Nicola Lofoco, giornalista, collaboratore di Co-mai, e autore d’un saggio proprio sulla “questione velo”, “Quel velo sul tuo volto” (Les flaneurs ed., 2016) , precisa che “alcuni dei recenti casi esplosi a proposito dell’ utilizzo del velo non sono da ricondursi alla religione islamica, ma esclusivamente alle tradizioni culturali e familiari del Paese originario dei genitori delle ragazze in questione: sono problemi, insomma, da ricondurre solo alle usanze delle donne dell’area, diciamo, chiamata in causa”. “La libertà delle donne – aggiunge Elena Rossi, coordinatrice dipartimento donne di Uniti per Unire e portavoce di #Cristianinmoschea – si misura nella consapevolezza, nel rispetto e nella tutela dei loro diritti fondamentali; nella facoltà di scegliere, di aprirsi alla conoscenza ed istruirsi. L’appello che vogliamo rivolgere a tutte le donne, a prescindere dal loro Paese d’origine, dalla loro cultura o religione, è di essere le fiere portatrici di questo messaggio di pace e di libertà. Un messaggio che vale per tutte le madri e le figlie, per tutte le sorelle del mondo”.
“Nessuno può obbligare una ragazza a portare il velo”, ricorda Rami Badia, coordinatrice della commissione Donne della Co-mai: “nell’Islam, esiste la libertà di scelta”. “Da giovane ragazza italiana d’origine araba”, aggiunge Habiba Manaa, Coordinatrice del dipartimento Gioventù e Seconda generazione della Co-mai, “ricordo che il velo non dev’essere assolutamente un obbligo. Portarlo deve essere sempre una scelta: cosa che permette, da un lato, di rispettarlo, dall’altro di non alimentare facili islamofobie. Il primo passo per l’integrazione è rispettare e comprendere le scelte altrui: questo, anche proprio per essere un vero musulmano”.

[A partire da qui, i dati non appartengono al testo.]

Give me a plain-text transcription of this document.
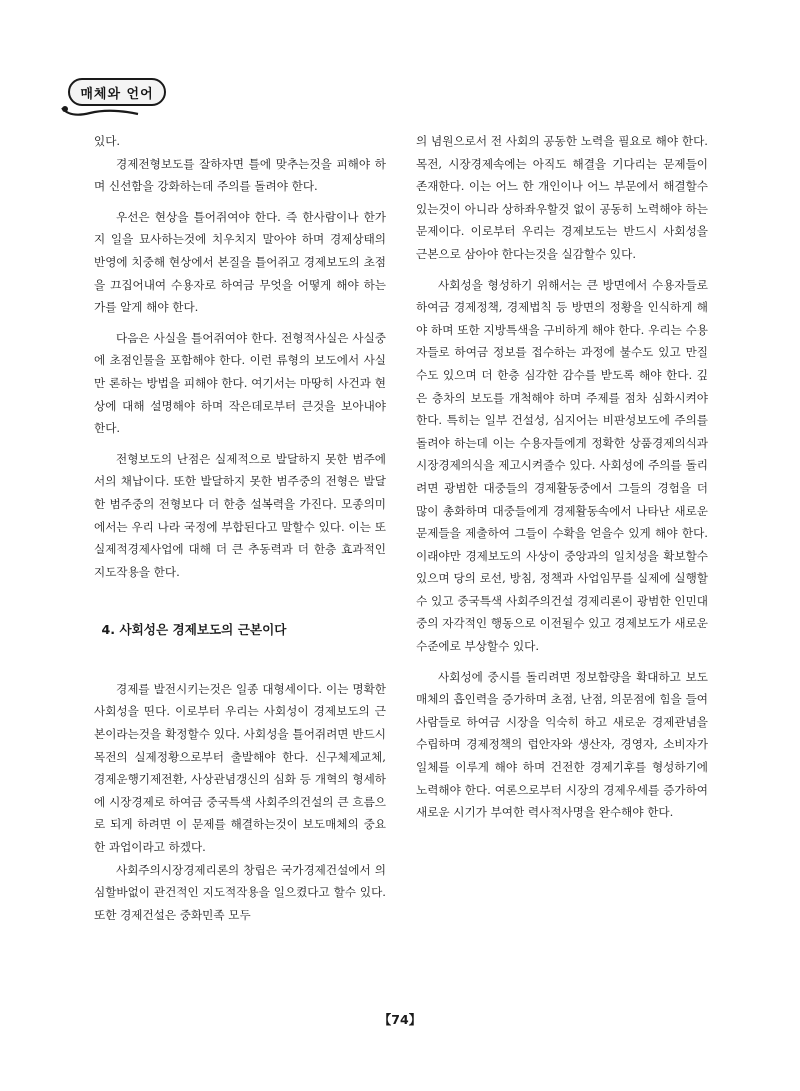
매체와 언어

있다.

경제전형보도를 잘하자면 틀에 맞추는것을 피해야 하며 신선함을 강화하는데 주의를 돌려야 한다.

우선은 현상을 틀어쥐여야 한다. 즉 한사람이나 한가지 일을 묘사하는것에 치우치지 말아야 하며 경제상태의 반영에 치중해 현상에서 본질을 틀어쥐고 경제보도의 초점을 끄집어내여 수용자로 하여금 무엇을 어떻게 해야 하는가를 알게 해야 한다.

다음은 사실을 틀어쥐여야 한다. 전형적사실은 사실중에 초점인물을 포함해야 한다. 이런 류형의 보도에서 사실만 론하는 방법을 피해야 한다. 여기서는 마땅히 사건과 현상에 대해 설명해야 하며 작은데로부터 큰것을 보아내야 한다.

전형보도의 난점은 실제적으로 발달하지 못한 범주에서의 채납이다. 또한 발달하지 못한 범주중의 전형은 발달한 범주중의 전형보다 더 한층 설복력을 가진다. 모종의미에서는 우리 나라 국정에 부합된다고 말할수 있다. 이는 또 실제적경제사업에 대해 더 큰 추동력과 더 한층 효과적인 지도작용을 한다.

4. 사회성은 경제보도의 근본이다

경제를 발전시키는것은 일종 대형세이다. 이는 명확한 사회성을 띤다. 이로부터 우리는 사회성이 경제보도의 근본이라는것을 확정할수 있다. 사회성을 틀어쥐려면 반드시 목전의 실제정황으로부터 출발해야 한다. 신구체제교체, 경제운행기제전환, 사상관념갱신의 심화 등 개혁의 형세하에 시장경제로 하여금 중국특색 사회주의건설의 큰 흐름으로 되게 하려면 이 문제를 해결하는것이 보도매체의 중요한 과업이라고 하겠다.

사회주의시장경제리론의 창립은 국가경제건설에서 의심할바없이 관건적인 지도적작용을 일으켰다고 할수 있다. 또한 경제건설은 중화민족 모두

의 념원으로서 전 사회의 공동한 노력을 필요로 해야 한다. 목전, 시장경제속에는 아직도 해결을 기다리는 문제들이 존재한다. 이는 어느 한 개인이나 어느 부문에서 해결할수 있는것이 아니라 상하좌우할것 없이 공동히 노력해야 하는 문제이다. 이로부터 우리는 경제보도는 반드시 사회성을 근본으로 삼아야 한다는것을 실감할수 있다.

사회성을 형성하기 위해서는 큰 방면에서 수용자들로 하여금 경제정책, 경제법칙 등 방면의 정황을 인식하게 해야 하며 또한 지방특색을 구비하게 해야 한다. 우리는 수용자들로 하여금 정보를 접수하는 과정에 불수도 있고 만질수도 있으며 더 한층 심각한 감수를 받도록 해야 한다. 깊은 층차의 보도를 개척해야 하며 주제를 점차 심화시켜야 한다. 특히는 일부 건설성, 심지어는 비판성보도에 주의를 돌려야 하는데 이는 수용자들에게 정확한 상품경제의식과 시장경제의식을 제고시켜줄수 있다. 사회성에 주의를 돌리려면 광범한 대중들의 경제활동중에서 그들의 경험을 더 많이 총화하며 대중들에게 경제활동속에서 나타난 새로운 문제들을 제출하여 그들이 수확을 얻을수 있게 해야 한다. 이래야만 경제보도의 사상이 중앙과의 일치성을 확보할수 있으며 당의 로선, 방침, 정책과 사업임무를 실제에 실행할수 있고 중국특색 사회주의건설 경제리론이 광범한 인민대중의 자각적인 행동으로 이전될수 있고 경제보도가 새로운 수준에로 부상할수 있다.

사회성에 중시를 돌리려면 정보함량을 확대하고 보도매체의 흡인력을 증가하며 초점, 난점, 의문점에 힘을 들여 사람들로 하여금 시장을 익숙히 하고 새로운 경제관념을 수립하며 경제정책의 럽안자와 생산자, 경영자, 소비자가 일체를 이루게 해야 하며 건전한 경제기후를 형성하기에 노력해야 한다. 여론으로부터 시장의 경제우세를 증가하여 새로운 시기가 부여한 력사적사명을 완수해야 한다.

【74】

Infine, Aodi si rivolge a Papa Francesco, pregandolo di confermare la sua visita in Egitto, in programma a fine aprile: “Per come lo conosciamo, sappiamo che questo Papa non ha paura; il suo coraggio è un faro per tutti noi. Papa Francesco è diventato un idolo per il mondo arabo e islamico e da lui ci attendiamo che chieda fortemente ad Onu e UE di difendere noi musulmani e di difendere anche i nostri amici cristiani in Medio Oriente e in Africa”.